Aku penasaran mengapa temanku memanggil orang lain dengan sebutan nenek. Dengan pertanyaan yang polos aku menanyakan kepada mereka.

Kok manggil nenek?” 
Itu, keluarga-keluargaan di facebook,” jawab salah seorang dari mereka.
Keluarga? Memang bisa ya? Facebook apaan sih? Aku baru dengar itu,” ujarku dengan mata gemilang dan penasaran setengah mati dengan istilah asing yang baru saja mereka katakan. Saat itu tahun 2009 dan aku tidak tahu facebook itu apa.

Facebook saja tidak tahu?” tukas salah seorang dari mereka dengan tatapan seolah-olah aku adalah manusia yang baru saja keluar dari gua. Salah seorang yang lain hanya diam menatapku kasihan.

Seperti yang kukatakan, aku selalu bingung memulai kata apa yang harus kugunakan bicara dengan mereka. Setiap kata yang kuucapkan selalu saja salah di mata mereka. Aku lebih memilih diam, duduk, mendengarkan penjelasan guru, dan pulang.
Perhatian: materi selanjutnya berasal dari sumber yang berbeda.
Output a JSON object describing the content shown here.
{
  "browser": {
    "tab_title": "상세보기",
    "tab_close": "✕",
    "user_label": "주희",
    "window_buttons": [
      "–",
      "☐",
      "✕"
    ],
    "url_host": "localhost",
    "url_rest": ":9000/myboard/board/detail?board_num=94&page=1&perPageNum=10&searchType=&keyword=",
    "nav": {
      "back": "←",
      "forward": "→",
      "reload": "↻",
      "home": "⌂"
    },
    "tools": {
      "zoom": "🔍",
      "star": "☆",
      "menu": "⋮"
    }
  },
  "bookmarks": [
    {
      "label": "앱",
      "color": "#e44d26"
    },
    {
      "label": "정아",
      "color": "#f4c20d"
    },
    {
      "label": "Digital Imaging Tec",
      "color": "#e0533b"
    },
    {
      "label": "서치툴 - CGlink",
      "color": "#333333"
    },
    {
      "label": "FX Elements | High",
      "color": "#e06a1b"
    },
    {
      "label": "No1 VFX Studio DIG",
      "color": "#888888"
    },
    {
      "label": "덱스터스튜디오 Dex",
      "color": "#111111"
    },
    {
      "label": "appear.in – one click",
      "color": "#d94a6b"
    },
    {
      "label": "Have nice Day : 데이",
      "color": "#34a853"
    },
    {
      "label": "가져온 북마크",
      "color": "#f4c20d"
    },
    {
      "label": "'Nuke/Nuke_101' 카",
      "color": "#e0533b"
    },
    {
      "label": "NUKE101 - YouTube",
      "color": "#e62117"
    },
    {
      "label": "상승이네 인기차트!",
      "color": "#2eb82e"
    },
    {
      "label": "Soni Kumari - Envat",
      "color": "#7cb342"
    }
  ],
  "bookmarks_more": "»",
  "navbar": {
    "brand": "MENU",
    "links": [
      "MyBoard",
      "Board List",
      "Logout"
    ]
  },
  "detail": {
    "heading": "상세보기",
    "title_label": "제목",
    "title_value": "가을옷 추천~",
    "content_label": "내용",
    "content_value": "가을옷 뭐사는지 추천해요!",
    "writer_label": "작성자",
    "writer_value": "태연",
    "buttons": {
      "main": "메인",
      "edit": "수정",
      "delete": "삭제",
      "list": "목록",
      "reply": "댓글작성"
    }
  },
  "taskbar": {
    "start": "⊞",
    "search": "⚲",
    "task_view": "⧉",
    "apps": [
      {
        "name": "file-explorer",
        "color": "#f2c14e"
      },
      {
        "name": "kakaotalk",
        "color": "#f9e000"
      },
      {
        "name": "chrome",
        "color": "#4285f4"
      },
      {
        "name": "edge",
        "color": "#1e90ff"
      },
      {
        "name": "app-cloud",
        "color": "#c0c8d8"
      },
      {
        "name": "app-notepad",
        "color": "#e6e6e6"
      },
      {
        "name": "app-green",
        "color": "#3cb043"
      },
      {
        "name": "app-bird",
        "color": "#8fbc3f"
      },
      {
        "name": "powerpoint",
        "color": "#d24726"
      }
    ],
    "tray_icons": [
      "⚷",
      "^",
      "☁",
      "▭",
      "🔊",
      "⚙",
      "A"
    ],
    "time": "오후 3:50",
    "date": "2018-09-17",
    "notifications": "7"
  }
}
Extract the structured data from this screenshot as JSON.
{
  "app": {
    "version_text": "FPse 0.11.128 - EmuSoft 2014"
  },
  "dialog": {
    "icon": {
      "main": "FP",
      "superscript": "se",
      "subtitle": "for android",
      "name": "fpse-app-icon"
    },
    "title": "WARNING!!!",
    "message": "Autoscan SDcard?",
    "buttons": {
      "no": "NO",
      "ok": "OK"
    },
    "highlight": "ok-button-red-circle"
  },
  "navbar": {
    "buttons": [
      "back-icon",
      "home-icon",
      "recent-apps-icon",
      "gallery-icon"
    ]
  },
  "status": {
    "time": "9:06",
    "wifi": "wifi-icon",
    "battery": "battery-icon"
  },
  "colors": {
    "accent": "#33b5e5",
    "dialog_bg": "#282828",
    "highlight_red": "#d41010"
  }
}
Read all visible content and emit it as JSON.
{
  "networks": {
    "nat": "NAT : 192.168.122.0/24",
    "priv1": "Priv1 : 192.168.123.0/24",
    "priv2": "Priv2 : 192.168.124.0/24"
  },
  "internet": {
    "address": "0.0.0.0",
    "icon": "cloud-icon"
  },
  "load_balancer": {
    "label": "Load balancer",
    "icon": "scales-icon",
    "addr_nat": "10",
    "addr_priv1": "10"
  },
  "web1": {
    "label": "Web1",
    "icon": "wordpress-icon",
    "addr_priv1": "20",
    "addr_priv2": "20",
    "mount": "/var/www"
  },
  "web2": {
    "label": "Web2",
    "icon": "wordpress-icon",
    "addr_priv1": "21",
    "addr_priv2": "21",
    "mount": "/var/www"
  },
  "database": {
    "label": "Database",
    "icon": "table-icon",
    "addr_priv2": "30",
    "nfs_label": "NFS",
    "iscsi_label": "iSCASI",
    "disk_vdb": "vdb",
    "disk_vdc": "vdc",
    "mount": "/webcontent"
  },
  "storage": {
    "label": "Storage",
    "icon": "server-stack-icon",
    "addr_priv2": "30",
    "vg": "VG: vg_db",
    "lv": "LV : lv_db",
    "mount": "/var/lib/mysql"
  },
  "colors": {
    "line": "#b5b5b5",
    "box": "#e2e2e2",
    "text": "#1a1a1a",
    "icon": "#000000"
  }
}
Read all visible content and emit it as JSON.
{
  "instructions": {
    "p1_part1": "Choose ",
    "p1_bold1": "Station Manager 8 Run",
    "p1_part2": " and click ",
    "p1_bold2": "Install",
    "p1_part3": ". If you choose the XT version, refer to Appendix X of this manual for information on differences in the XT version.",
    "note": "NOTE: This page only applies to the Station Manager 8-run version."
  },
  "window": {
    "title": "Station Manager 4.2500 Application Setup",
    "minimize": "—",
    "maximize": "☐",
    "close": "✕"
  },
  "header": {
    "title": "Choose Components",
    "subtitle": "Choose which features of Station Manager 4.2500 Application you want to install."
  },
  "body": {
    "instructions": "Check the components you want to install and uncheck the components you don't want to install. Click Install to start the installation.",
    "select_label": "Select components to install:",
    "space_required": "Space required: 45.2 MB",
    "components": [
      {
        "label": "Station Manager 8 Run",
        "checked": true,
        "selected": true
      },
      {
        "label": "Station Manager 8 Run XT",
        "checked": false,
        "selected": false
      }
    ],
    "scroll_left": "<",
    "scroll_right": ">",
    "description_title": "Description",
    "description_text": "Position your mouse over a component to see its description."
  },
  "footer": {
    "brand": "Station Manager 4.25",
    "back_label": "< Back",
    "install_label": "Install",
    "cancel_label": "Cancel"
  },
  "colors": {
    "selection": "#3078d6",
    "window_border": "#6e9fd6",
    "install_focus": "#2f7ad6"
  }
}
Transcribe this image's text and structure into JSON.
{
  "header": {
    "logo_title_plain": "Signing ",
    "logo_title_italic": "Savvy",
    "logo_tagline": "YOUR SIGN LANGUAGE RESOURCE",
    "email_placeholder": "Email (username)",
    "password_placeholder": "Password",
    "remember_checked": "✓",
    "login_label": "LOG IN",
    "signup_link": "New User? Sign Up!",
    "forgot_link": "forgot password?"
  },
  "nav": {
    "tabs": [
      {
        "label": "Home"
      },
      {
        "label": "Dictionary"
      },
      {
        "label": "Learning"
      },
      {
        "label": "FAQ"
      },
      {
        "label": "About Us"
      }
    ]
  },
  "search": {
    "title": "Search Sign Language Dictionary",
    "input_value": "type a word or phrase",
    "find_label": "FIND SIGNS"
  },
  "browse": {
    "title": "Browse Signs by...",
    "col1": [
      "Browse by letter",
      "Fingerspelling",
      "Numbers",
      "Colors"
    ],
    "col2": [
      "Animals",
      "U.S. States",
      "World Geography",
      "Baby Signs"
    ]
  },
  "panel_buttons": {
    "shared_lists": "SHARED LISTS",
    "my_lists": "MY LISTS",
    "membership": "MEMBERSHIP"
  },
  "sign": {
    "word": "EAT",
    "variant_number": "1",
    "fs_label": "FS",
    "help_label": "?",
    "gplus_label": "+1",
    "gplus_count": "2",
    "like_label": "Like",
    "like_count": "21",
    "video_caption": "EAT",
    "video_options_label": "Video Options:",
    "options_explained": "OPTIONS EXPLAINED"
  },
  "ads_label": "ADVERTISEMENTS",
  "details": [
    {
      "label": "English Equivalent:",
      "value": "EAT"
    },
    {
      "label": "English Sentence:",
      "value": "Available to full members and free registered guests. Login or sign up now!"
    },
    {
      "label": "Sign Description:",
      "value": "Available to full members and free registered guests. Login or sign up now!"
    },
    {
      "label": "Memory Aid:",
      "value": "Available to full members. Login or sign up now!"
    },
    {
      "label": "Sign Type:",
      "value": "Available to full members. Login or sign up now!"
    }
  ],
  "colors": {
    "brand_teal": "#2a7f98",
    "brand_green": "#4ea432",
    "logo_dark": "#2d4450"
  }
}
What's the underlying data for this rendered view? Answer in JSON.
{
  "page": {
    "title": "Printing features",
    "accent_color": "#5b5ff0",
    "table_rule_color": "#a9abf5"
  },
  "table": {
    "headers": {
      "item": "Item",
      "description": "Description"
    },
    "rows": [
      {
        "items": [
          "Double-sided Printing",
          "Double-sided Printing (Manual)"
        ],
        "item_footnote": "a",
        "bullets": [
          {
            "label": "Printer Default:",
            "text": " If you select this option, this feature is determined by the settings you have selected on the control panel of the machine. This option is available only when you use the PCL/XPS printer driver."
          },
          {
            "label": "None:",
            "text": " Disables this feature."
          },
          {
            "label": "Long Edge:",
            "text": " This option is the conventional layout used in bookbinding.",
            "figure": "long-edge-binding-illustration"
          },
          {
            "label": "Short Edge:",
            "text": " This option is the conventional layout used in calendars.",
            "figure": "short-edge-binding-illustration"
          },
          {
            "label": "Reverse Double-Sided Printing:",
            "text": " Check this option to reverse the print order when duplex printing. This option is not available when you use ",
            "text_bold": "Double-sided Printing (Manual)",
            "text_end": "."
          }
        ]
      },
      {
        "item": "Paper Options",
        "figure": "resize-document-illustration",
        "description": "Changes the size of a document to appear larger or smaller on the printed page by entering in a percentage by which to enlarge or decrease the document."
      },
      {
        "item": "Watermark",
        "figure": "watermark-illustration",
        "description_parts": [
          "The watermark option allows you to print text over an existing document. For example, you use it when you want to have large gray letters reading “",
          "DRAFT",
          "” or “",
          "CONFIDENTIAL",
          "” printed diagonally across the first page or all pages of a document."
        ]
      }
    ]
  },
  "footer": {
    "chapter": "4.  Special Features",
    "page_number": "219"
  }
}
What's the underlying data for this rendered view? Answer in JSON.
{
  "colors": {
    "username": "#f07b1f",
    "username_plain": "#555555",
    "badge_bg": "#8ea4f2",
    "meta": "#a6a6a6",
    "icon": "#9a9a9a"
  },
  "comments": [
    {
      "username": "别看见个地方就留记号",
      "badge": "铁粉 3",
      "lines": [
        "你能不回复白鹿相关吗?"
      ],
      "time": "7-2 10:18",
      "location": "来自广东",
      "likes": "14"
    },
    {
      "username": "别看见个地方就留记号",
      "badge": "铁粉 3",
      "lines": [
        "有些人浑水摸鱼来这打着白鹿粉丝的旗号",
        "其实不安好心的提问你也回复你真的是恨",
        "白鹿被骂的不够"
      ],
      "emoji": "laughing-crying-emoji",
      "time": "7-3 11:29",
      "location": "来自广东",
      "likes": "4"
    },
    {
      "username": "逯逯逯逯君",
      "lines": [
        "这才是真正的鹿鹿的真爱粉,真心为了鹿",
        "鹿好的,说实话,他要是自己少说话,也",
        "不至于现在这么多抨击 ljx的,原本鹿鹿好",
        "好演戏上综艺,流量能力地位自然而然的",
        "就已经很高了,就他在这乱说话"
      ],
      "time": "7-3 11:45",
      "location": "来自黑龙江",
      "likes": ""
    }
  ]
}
Hanya itu yang bisa kulakukan tanpa interaksi menyenangkan yang bisa orang lain dapatkan dengan makhluk bernama “teman”.

Aku sangat menyadari bahwa aku tak pandai bercanda untuk membuat mereka tertawa, aku juga tidak pandai bertukar pikiran tentang pelajaran. Aku seperti manusia gua yang keluar ke peradaban tak kukenal. Banyak hal tak kupahami dan banyak hal yang membuatku sulit mencerna perkataan mereka, hingga terkadang membuat mereka kesal harus menjelaskan berulang kali kepadaku. Aku tidak bisa menciptakan kenyamanan seperti yang orang lain lakukan.

Jarak di antara kami semakin terlihat ketika tak ada satu orang pun yang mau duduk bersebelahan denganku. Mungkin ketika aku meminta ijin untuk duduk bersebelahan, mereka mengiyakan tetapi tak berselang lama kemudian secara malu-malu mereka menginginkanku untuk pergi.

Aku ingin sendiri Riz, mungkin kamu bisa duduk di sebelah Isna,” ujarnya sedikit membuatku kecewa, tapi aku sudah merasa hal ini pasti akan terjadi cepat atau lambat. Aku mengiyakan dan meminta ijin untuk duduk di sebelah Isna.

Bagiku, ini adalah kesempatan kedua dan aku harus berubah. Aku berusaha menyeimbangkan topik pembicaraan dengan Isna dan dua sahabatnya yang duduk di depan. Beberapa kali berhasil, tapi selebihnya kita saling diam mencoba menyelami pikiran masing-masing. Saat itu aku merasa betapa sulitnya menemukan orang yang bisa diajak bicara.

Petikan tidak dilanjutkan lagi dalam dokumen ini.